The Russian army has launched a “local offensive” near the town of Orikhiv in southern Ukraine, where the front has been largely stagnant for months, a Russian-installed official said Thursday.
“Our troops have gone into a local offensive around Orikhiv,” the head of Moscow’s installed authorities in Ukraine’s Zaporizhzhia region, Vladimir Rogov said, according to Russian state media.
Rogov alleged the front had slightly shifted and that some Ukrainian troops had retreated.
“Our troops are holding their positions,” he said.
“The territory of the Zaporizhzhia region liberated from Ukrainian fighters is gradually increasing.”
The Kremlin has claimed it annexed the Zaporizhzhia region — and three other Ukrainian regions — despite not controlling them entirely.

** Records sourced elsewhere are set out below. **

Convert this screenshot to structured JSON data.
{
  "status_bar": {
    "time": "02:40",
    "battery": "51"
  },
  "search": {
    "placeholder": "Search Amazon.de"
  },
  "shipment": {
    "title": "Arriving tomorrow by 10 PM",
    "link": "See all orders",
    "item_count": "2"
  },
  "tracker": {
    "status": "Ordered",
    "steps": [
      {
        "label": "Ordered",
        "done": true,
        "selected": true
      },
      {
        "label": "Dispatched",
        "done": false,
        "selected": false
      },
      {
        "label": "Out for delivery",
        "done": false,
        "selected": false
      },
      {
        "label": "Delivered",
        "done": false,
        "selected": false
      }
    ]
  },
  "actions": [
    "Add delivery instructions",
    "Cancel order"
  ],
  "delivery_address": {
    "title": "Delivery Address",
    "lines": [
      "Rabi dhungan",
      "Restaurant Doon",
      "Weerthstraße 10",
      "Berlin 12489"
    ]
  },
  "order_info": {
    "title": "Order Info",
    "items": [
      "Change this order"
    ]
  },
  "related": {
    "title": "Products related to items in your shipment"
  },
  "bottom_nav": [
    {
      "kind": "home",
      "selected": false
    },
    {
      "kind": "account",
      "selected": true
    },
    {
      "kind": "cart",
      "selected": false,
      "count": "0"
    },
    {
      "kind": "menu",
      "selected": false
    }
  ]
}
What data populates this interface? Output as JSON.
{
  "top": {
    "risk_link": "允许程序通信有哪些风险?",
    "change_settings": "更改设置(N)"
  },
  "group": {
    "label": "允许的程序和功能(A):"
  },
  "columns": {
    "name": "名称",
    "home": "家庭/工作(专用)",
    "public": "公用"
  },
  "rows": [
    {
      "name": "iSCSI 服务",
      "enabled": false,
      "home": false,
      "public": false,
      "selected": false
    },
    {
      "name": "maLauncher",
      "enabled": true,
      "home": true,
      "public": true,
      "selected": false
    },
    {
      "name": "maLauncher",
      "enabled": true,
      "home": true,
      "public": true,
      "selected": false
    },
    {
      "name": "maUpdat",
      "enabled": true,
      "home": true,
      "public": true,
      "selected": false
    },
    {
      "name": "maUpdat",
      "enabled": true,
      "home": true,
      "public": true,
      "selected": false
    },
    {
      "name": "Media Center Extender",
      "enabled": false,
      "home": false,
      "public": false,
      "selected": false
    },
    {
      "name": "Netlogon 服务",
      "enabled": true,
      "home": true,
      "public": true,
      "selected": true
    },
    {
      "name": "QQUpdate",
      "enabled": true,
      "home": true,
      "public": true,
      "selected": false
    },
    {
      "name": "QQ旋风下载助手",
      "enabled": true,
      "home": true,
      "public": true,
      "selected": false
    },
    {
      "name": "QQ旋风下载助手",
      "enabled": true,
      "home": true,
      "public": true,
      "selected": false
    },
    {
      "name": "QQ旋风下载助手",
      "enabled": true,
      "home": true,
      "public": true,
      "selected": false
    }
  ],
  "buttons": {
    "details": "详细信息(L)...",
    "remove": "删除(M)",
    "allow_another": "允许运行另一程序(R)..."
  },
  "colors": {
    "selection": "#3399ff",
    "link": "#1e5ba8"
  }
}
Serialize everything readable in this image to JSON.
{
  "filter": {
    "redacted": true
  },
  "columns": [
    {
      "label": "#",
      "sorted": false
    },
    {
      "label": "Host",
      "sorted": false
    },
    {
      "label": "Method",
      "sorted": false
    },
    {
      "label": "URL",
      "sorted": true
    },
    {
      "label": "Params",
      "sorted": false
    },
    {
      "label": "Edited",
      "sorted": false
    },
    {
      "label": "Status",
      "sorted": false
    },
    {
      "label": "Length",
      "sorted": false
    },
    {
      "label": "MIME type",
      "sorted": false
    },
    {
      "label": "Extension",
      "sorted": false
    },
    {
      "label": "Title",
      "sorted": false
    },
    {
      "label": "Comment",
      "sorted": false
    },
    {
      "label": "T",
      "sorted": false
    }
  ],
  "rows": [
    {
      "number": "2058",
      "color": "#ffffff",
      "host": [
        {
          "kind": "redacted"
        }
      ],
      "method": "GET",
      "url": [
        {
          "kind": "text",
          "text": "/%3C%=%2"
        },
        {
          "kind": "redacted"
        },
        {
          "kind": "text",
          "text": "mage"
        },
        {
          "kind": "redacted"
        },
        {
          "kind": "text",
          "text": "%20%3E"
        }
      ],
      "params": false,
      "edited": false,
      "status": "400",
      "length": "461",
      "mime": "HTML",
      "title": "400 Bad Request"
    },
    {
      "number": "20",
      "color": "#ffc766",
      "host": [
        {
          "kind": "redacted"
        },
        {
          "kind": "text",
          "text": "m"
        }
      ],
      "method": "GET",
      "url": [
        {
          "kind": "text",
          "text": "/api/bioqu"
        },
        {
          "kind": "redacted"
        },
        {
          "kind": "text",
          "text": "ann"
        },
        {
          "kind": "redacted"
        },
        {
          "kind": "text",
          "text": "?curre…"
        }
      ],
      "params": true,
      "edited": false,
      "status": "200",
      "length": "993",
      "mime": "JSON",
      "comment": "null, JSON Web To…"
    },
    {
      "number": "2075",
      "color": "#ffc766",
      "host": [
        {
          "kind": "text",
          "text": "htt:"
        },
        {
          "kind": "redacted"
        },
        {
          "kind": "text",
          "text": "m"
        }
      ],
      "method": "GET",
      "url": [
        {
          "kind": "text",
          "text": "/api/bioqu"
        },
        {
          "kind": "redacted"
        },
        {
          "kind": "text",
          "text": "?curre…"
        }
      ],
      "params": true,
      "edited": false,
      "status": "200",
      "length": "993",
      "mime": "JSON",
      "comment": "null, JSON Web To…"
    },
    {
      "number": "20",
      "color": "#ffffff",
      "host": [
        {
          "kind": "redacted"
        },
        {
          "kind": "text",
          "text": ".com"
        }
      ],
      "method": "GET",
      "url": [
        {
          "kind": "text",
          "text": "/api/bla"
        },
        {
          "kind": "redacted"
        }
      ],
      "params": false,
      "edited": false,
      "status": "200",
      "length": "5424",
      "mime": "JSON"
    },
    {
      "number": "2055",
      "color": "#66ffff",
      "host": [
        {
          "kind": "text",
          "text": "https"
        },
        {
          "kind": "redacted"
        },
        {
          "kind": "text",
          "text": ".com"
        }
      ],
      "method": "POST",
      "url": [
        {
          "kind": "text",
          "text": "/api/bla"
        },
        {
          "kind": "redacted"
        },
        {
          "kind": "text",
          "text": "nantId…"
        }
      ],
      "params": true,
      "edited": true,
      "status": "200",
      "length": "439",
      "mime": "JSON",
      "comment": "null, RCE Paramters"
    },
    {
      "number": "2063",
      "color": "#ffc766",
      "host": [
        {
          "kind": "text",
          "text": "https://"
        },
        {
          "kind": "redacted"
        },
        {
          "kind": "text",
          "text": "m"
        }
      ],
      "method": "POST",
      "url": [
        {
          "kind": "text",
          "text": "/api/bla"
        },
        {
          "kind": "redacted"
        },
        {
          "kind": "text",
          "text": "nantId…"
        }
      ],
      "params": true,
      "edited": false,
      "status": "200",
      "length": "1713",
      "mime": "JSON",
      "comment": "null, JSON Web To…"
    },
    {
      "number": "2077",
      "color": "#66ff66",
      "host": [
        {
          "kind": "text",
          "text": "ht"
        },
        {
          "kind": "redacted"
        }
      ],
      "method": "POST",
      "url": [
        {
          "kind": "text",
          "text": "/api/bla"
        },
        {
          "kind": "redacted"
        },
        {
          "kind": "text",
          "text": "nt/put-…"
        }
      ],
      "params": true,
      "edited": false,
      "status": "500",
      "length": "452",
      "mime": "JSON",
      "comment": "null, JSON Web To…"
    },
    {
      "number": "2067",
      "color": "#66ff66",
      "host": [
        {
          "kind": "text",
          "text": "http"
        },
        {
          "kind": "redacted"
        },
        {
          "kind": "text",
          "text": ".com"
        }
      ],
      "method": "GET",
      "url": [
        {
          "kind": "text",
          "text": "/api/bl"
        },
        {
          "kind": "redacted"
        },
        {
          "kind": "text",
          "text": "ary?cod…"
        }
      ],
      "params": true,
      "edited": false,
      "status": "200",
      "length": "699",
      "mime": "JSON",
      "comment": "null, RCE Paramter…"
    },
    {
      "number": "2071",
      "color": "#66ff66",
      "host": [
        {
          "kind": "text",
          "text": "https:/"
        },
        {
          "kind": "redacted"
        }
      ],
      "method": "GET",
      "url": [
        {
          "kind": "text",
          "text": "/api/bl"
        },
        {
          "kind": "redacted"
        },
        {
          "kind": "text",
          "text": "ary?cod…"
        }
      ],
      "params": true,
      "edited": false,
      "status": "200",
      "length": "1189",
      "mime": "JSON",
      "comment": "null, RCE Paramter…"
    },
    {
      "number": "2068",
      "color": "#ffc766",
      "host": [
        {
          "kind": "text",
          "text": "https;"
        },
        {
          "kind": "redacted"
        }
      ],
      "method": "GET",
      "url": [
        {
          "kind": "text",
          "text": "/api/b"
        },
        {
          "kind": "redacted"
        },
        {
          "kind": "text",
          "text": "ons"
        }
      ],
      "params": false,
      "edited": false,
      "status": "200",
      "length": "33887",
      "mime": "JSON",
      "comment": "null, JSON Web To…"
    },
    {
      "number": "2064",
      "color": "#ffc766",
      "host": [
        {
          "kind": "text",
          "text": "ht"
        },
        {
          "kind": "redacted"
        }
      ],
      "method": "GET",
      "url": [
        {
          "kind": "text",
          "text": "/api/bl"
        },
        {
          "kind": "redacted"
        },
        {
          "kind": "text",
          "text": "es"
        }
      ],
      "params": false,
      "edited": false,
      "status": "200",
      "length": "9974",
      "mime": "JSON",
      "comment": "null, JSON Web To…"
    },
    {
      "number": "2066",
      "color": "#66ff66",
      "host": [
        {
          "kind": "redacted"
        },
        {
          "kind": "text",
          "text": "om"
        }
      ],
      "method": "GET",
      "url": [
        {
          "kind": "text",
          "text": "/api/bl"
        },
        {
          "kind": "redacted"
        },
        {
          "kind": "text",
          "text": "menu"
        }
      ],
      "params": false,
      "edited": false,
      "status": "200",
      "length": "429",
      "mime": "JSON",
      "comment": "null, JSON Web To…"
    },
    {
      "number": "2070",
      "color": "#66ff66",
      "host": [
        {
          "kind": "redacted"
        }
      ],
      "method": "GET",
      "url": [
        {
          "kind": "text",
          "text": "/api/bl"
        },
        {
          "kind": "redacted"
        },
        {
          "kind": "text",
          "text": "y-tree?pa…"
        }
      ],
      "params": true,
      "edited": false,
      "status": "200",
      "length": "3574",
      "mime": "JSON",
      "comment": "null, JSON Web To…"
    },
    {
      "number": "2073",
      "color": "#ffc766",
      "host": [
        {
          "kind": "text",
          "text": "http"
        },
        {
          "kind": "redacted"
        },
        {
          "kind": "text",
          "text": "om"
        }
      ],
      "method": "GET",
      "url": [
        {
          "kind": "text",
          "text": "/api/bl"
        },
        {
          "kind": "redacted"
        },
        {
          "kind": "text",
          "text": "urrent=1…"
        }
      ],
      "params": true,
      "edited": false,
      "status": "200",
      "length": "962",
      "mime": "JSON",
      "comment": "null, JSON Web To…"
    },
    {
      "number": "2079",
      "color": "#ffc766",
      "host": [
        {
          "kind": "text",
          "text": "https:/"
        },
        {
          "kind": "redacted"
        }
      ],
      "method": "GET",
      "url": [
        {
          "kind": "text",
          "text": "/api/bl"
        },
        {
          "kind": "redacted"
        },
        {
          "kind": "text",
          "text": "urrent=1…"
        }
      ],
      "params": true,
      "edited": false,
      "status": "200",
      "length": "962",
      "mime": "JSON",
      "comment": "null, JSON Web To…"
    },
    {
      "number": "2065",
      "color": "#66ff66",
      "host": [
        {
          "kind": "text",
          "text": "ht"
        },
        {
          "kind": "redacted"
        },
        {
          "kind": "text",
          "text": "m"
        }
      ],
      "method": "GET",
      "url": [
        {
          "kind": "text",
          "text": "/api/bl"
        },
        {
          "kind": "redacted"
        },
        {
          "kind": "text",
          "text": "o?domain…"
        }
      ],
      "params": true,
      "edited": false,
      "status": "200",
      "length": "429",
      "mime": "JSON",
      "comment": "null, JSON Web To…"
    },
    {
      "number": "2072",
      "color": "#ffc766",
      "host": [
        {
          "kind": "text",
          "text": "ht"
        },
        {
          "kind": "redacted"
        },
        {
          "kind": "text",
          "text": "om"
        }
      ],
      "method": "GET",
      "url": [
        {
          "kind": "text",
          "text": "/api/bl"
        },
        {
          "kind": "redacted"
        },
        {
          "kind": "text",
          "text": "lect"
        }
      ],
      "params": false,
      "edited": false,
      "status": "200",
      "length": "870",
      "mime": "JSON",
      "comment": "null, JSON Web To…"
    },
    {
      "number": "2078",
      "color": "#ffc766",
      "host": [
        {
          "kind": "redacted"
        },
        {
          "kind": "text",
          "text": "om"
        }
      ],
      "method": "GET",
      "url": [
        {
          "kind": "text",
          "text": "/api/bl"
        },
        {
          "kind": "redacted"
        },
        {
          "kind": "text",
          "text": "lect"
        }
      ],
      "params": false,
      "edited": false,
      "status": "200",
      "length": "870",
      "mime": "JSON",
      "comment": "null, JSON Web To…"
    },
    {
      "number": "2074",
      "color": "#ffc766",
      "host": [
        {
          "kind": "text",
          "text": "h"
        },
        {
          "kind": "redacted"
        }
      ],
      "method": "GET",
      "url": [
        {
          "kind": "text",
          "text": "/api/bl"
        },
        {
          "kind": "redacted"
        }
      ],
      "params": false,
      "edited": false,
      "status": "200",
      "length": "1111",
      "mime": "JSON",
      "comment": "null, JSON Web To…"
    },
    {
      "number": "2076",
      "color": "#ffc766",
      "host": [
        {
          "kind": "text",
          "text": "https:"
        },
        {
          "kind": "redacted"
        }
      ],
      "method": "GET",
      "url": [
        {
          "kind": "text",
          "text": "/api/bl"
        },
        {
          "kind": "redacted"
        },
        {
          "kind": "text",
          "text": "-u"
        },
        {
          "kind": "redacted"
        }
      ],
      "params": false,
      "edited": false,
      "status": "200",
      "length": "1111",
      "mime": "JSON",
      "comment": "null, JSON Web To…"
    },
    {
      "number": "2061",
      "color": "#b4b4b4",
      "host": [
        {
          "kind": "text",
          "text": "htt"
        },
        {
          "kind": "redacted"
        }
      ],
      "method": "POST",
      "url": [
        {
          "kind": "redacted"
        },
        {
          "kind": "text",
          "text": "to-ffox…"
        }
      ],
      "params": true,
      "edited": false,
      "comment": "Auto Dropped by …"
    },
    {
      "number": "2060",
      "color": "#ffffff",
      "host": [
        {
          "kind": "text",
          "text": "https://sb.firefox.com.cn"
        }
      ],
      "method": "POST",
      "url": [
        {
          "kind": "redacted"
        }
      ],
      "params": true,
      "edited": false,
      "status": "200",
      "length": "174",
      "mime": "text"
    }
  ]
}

While Moscow occupies large swathes of the south of the Zaporizhzhia region, its main city, also called Zaporizhzhia, has not fallen to Russian forces.
Russia has vowed to take control of the rest of southern and eastern Ukraine that it has claimed as its own.
The front in southern Ukraine has been largely frozen since Moscow withdrew from the major city of Kherson in November.
The Ukrainian army did not mention Orikhiv in its daily report on Thursday.
The fiercest fighting in Ukraine in recent weeks has centred further north, in eastern Ukraine, with Moscow claiming to have captured the town of Soledar, outside Bakhmut.
Intense battles over Bakhmut, which Russia has been trying to seize for months, is continuing.